Aggressione a De Marco

Aggressione e insulti durante affissione di manifesti sul referendum a Cornate d’Adda

L'episodio ha coinvolto Eliseo De Marco, presidente del Circolo di Fratelli d'Italia, minacciato da un gruppo di persone.

Aggressione e insulti durante affissione di manifesti sul referendum a Cornate d’Adda

A Cornate d’Adda, la campagna elettorale per il referendum sulla Giustizia si conclude con un episodio di aggressione.

Aggressione durante l’affissione dei manifesti

Nella notte tra venerdì 20 e sabato 21 marzo, poco prima della mezzanotte, il presidente del Circolo di Fratelli d’Italia Eliseo De Marco è stato avvicinato mentre affiggeva gli ultimi manifesti in via Matteotti. Tre individui lo hanno minacciato e insultato, cercando di impedirgli di completare la sua attività.

De Marco ha tentato di contattare il 112 per segnalare l’accaduto, ma i tre aggressori hanno cercato di fargli cadere il telefono colpendogli il braccio.

«Purtroppo il telefono me l’hanno fatto cadere un paio di volte – ha dichiarato De Marco – Nonostante ciò, sono riuscito a contattare i Carabinieri, che ringrazio per l’intervento tempestivo. La situazione è stata molto spiacevole, poiché non conoscevo queste persone. Non so se fossero del posto o semplicemente di passaggio. Hanno iniziato a inveire contro di me, definendomi fascista e intimandomi di andarmene senza completare l’affissione dei manifesti. Ironico, considerando che mi impedivano di esercitare un mio diritto.»

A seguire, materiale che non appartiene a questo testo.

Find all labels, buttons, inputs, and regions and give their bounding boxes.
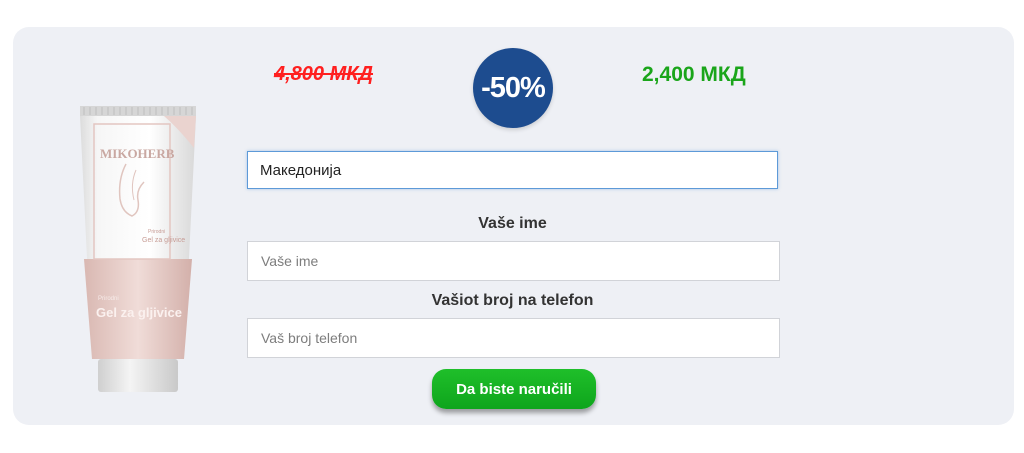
product-image: MIKOHERB Prirodni Gel za gljivice Prirod… [78, 104, 198, 394]
old-price: 4,800 МКД [274, 63, 374, 85]
product-subtitle: Gel za gljivice [142, 237, 186, 244]
country-select[interactable]: Македонија [247, 151, 778, 189]
product-brand: MIKOHERB [100, 146, 175, 161]
discount-badge: -50% [473, 48, 553, 128]
product-subtitle-small: Prirodni [148, 229, 166, 235]
phone-label: Vašiot broj na telefon [431, 292, 594, 309]
order-button[interactable]: Da biste naručili [432, 369, 596, 409]
product-label-large: Gel za gljivice [96, 305, 182, 320]
country-select-value: Македонија [260, 161, 342, 179]
product-label-large-small: Prirodni [98, 296, 119, 302]
name-label: Vaše ime [478, 215, 547, 232]
phone-input[interactable] [247, 318, 780, 358]
name-input[interactable] [247, 241, 780, 281]
new-price: 2,400 МКД [642, 63, 746, 86]
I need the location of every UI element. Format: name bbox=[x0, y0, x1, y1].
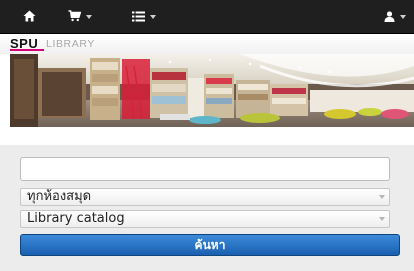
chevron-down-icon bbox=[375, 189, 389, 205]
search-source-select[interactable]: Library catalog bbox=[20, 210, 390, 228]
home-icon bbox=[23, 7, 36, 26]
user-icon bbox=[384, 7, 395, 26]
library-logo-text: LIBRARY bbox=[46, 38, 95, 50]
list-menu-button[interactable] bbox=[124, 0, 164, 33]
library-banner-image bbox=[10, 54, 414, 127]
library-scope-select[interactable]: ทุกห้องสมุด bbox=[20, 188, 390, 206]
search-input[interactable] bbox=[20, 157, 390, 181]
search-button[interactable]: ค้นหา bbox=[20, 234, 400, 256]
library-header: SPU LIBRARY bbox=[0, 34, 414, 54]
logo-accent-bar bbox=[10, 49, 44, 51]
top-navbar bbox=[0, 0, 414, 34]
chevron-down-icon bbox=[150, 14, 156, 19]
home-button[interactable] bbox=[16, 0, 42, 33]
user-menu-button[interactable] bbox=[380, 0, 410, 33]
list-icon bbox=[132, 7, 145, 26]
search-source-selected: Library catalog bbox=[27, 211, 125, 226]
library-scope-selected: ทุกห้องสมุด bbox=[27, 189, 92, 204]
cart-icon bbox=[68, 7, 82, 26]
chevron-down-icon bbox=[400, 14, 406, 19]
chevron-down-icon bbox=[375, 211, 389, 227]
chevron-down-icon bbox=[86, 14, 92, 19]
cart-menu-button[interactable] bbox=[60, 0, 100, 33]
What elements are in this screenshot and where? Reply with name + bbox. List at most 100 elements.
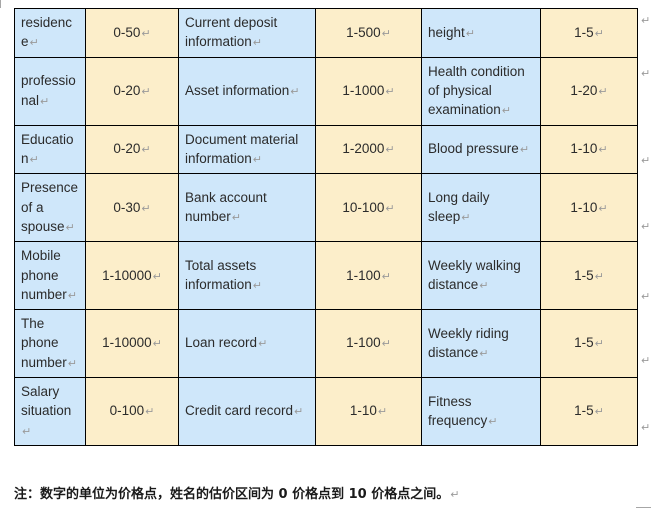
cell-value-credit-card-record[interactable]: 1-10↵ bbox=[315, 377, 422, 447]
table-row[interactable]: Mobile phone number↵ 1-10000↵ Total asse… bbox=[14, 241, 638, 311]
cell-label-weekly-walking-distance[interactable]: Weekly walking distance↵ bbox=[421, 241, 541, 311]
paragraph-mark-icon: ↵ bbox=[252, 37, 263, 50]
cell-label-salary-situation[interactable]: Salary situation ↵ bbox=[14, 377, 86, 447]
cell-text: 1-10000 bbox=[102, 335, 152, 351]
paragraph-mark-icon: ↵ bbox=[519, 144, 530, 157]
cell-value-education[interactable]: 0-20↵ bbox=[85, 124, 179, 175]
cell-value-bank-account-number[interactable]: 10-100↵ bbox=[315, 173, 422, 243]
cell-text: 1-1000 bbox=[342, 82, 385, 98]
paragraph-mark-icon: ↵ bbox=[461, 212, 471, 225]
cell-value-height[interactable]: 1-5↵ bbox=[540, 8, 638, 58]
paragraph-mark-icon: ↵ bbox=[29, 37, 39, 50]
cell-label-current-deposit-information[interactable]: Current deposit information↵ bbox=[178, 8, 316, 58]
table-body: residence↵ 0-50↵ Current deposit informa… bbox=[14, 8, 638, 447]
cell-text: The phone number bbox=[21, 316, 67, 370]
paragraph-mark-icon: ↵ bbox=[598, 85, 608, 98]
cell-value-mobile-phone-number[interactable]: 1-10000↵ bbox=[85, 241, 179, 311]
cell-text: Fitness frequency bbox=[428, 393, 488, 428]
footer-note[interactable]: 注：数字的单位为价格点，姓名的估价区间为 0 价格点到 10 价格点之间。↵ bbox=[14, 483, 639, 502]
paragraph-mark-icon: ↵ bbox=[641, 221, 651, 233]
paragraph-mark-icon: ↵ bbox=[67, 357, 77, 370]
paragraph-mark-icon: ↵ bbox=[22, 425, 32, 438]
cell-text: Education bbox=[21, 131, 74, 166]
cell-value-residence[interactable]: 0-50↵ bbox=[85, 8, 179, 58]
cell-text: 1-10 bbox=[570, 141, 598, 157]
paragraph-mark-icon: ↵ bbox=[385, 85, 395, 98]
cell-text: Total assets information bbox=[185, 257, 257, 293]
paragraph-mark-icon: ↵ bbox=[641, 422, 651, 434]
table-row[interactable]: Education↵ 0-20↵ Document material infor… bbox=[14, 124, 638, 175]
cell-label-loan-record[interactable]: Loan record↵ bbox=[178, 309, 316, 379]
cell-label-professional[interactable]: professional↵ bbox=[14, 56, 86, 126]
cell-value-long-daily-sleep[interactable]: 1-10↵ bbox=[540, 173, 638, 243]
paragraph-mark-icon: ↵ bbox=[385, 144, 395, 157]
cell-text: Asset information bbox=[185, 82, 290, 98]
cell-label-residence[interactable]: residence↵ bbox=[14, 8, 86, 58]
paragraph-mark-icon: ↵ bbox=[231, 212, 241, 225]
cell-label-credit-card-record[interactable]: Credit card record↵ bbox=[178, 377, 316, 447]
cell-text: 1-10 bbox=[570, 199, 598, 215]
cell-text: Long daily sleep bbox=[428, 190, 490, 225]
paragraph-mark-icon: ↵ bbox=[141, 202, 151, 215]
cell-text: 1-500 bbox=[346, 24, 381, 40]
cell-text: Blood pressure bbox=[428, 141, 519, 157]
cell-value-professional[interactable]: 0-20↵ bbox=[85, 56, 179, 126]
paragraph-mark-icon: ↵ bbox=[598, 202, 608, 215]
cell-text: residence bbox=[21, 15, 73, 50]
cell-text: 0-100 bbox=[109, 403, 145, 419]
cell-label-document-material-information[interactable]: Document material information↵ bbox=[178, 124, 316, 175]
cell-value-health-condition-of-physical-examination[interactable]: 1-20↵ bbox=[540, 56, 638, 126]
cell-label-fitness-frequency[interactable]: Fitness frequency↵ bbox=[421, 377, 541, 447]
cell-value-the-phone-number[interactable]: 1-10000↵ bbox=[85, 309, 179, 379]
table-row[interactable]: professional↵ 0-20↵ Asset information↵ 1… bbox=[14, 56, 638, 126]
paragraph-mark-icon: ↵ bbox=[598, 144, 608, 157]
paragraph-mark-icon: ↵ bbox=[152, 270, 162, 283]
cell-text: 1-10 bbox=[349, 403, 377, 419]
cell-value-loan-record[interactable]: 1-100↵ bbox=[315, 309, 422, 379]
paragraph-mark-icon: ↵ bbox=[252, 153, 263, 166]
cell-value-blood-pressure[interactable]: 1-10↵ bbox=[540, 124, 638, 175]
paragraph-mark-icon: ↵ bbox=[479, 280, 489, 293]
cell-value-weekly-walking-distance[interactable]: 1-5↵ bbox=[540, 241, 638, 311]
cell-label-bank-account-number[interactable]: Bank account number↵ bbox=[178, 173, 316, 243]
cell-label-education[interactable]: Education↵ bbox=[14, 124, 86, 175]
page-margin-mark-top-left bbox=[0, 0, 17, 8]
paragraph-mark-icon: ↵ bbox=[29, 153, 39, 166]
attribute-price-table[interactable]: residence↵ 0-50↵ Current deposit informa… bbox=[14, 8, 638, 447]
cell-label-mobile-phone-number[interactable]: Mobile phone number↵ bbox=[14, 241, 86, 311]
cell-value-fitness-frequency[interactable]: 1-5↵ bbox=[540, 377, 638, 447]
paragraph-mark-icon: ↵ bbox=[594, 270, 604, 283]
paragraph-mark-icon: ↵ bbox=[40, 95, 50, 108]
cell-label-the-phone-number[interactable]: The phone number↵ bbox=[14, 309, 86, 379]
cell-value-total-assets-information[interactable]: 1-100↵ bbox=[315, 241, 422, 311]
cell-label-health-condition-of-physical-examination[interactable]: Health condition of physical examination… bbox=[421, 56, 541, 126]
table-row[interactable]: residence↵ 0-50↵ Current deposit informa… bbox=[14, 8, 638, 58]
table-row[interactable]: Salary situation↵ 0-100↵ Credit card rec… bbox=[14, 377, 638, 447]
cell-text: Weekly walking distance bbox=[428, 257, 521, 293]
cell-value-asset-information[interactable]: 1-1000↵ bbox=[315, 56, 422, 126]
table-row[interactable]: Presence of a spouse↵ 0-30↵ Bank account… bbox=[14, 173, 638, 243]
cell-text: Bank account number bbox=[185, 190, 267, 225]
cell-value-document-material-information[interactable]: 1-2000↵ bbox=[315, 124, 422, 175]
paragraph-mark-icon: ↵ bbox=[381, 338, 391, 351]
cell-value-weekly-riding-distance[interactable]: 1-5↵ bbox=[540, 309, 638, 379]
table-row[interactable]: The phone number↵ 1-10000↵ Loan record↵ … bbox=[14, 309, 638, 379]
cell-value-salary-situation[interactable]: 0-100↵ bbox=[85, 377, 179, 447]
cell-label-asset-information[interactable]: Asset information↵ bbox=[178, 56, 316, 126]
cell-label-blood-pressure[interactable]: Blood pressure↵ bbox=[421, 124, 541, 175]
paragraph-mark-icon: ↵ bbox=[141, 144, 151, 157]
cell-text: 0-20 bbox=[113, 82, 141, 98]
paragraph-mark-icon: ↵ bbox=[641, 291, 651, 303]
cell-label-weekly-riding-distance[interactable]: Weekly riding distance↵ bbox=[421, 309, 541, 379]
paragraph-mark-icon: ↵ bbox=[377, 406, 388, 419]
paragraph-mark-icon: ↵ bbox=[594, 406, 604, 419]
cell-value-current-deposit-information[interactable]: 1-500↵ bbox=[315, 8, 422, 58]
cell-value-presence-of-a-spouse[interactable]: 0-30↵ bbox=[85, 173, 179, 243]
paragraph-mark-icon: ↵ bbox=[294, 406, 304, 419]
footer-note-text: 注：数字的单位为价格点，姓名的估价区间为 0 价格点到 10 价格点之间。 bbox=[14, 487, 450, 502]
cell-label-long-daily-sleep[interactable]: Long daily sleep↵ bbox=[421, 173, 541, 243]
cell-label-total-assets-information[interactable]: Total assets information↵ bbox=[178, 241, 316, 311]
cell-label-presence-of-a-spouse[interactable]: Presence of a spouse↵ bbox=[14, 173, 86, 243]
cell-label-height[interactable]: height↵ bbox=[421, 8, 541, 58]
cell-text: Mobile phone number bbox=[21, 248, 67, 302]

Il presidente del circolo ha aggiunto che gli aggressori hanno tentato di provocarlo in vari modi al fine di ottenere una reazione:

«Hanno piegato i tergicristalli della mia auto e gli specchietti laterali – ha continuato De Marco – Inoltre, continuavano a dirmi che avevano annotato il mio numero di targa e che sarebbero risaliti al mio indirizzo. Situazioni assurde. Fortunatamente, sono riuscito a mantenere la calma senza reagire, ma sono stati momenti molto tesi. Chi mi conosce sa che non faccio del male a nessuno e rispetto tutti, anche chi la pensa diversamente. Recentemente, a Burago, ho persino riattaccato dei manifesti dell’altra fazione per rispetto.»

Possibile denuncia e futuro

Grazie all’arrivo dei Carabinieri, la situazione è stata riportata sotto controllo e gli aggressori sono stati identificati, consentendo a De Marco di completare la sua affissione. Nella mattinata di sabato 21 marzo, il presidente del Circolo di Fratelli d’Italia si recherà alla stazione dei Carabinieri di Bellusco per valutare la possibilità di sporgere denuncia.

«Se mi avessero chiesto scusa ieri sera, avrei potuto prendere in considerazione di lasciar correre, ma non è successo. Valuterò quindi se presentare denuncia – ha concluso De Marco – Spero che situazioni come queste non si ripetano, anche se non è il primo episodio di questo tipo che subisco, essendo il Circolo già stato oggetto di due atti vandalici. Mi auguro che il Comune prenda in considerazione questi eventi e faccia qualcosa per evitarli in futuro.»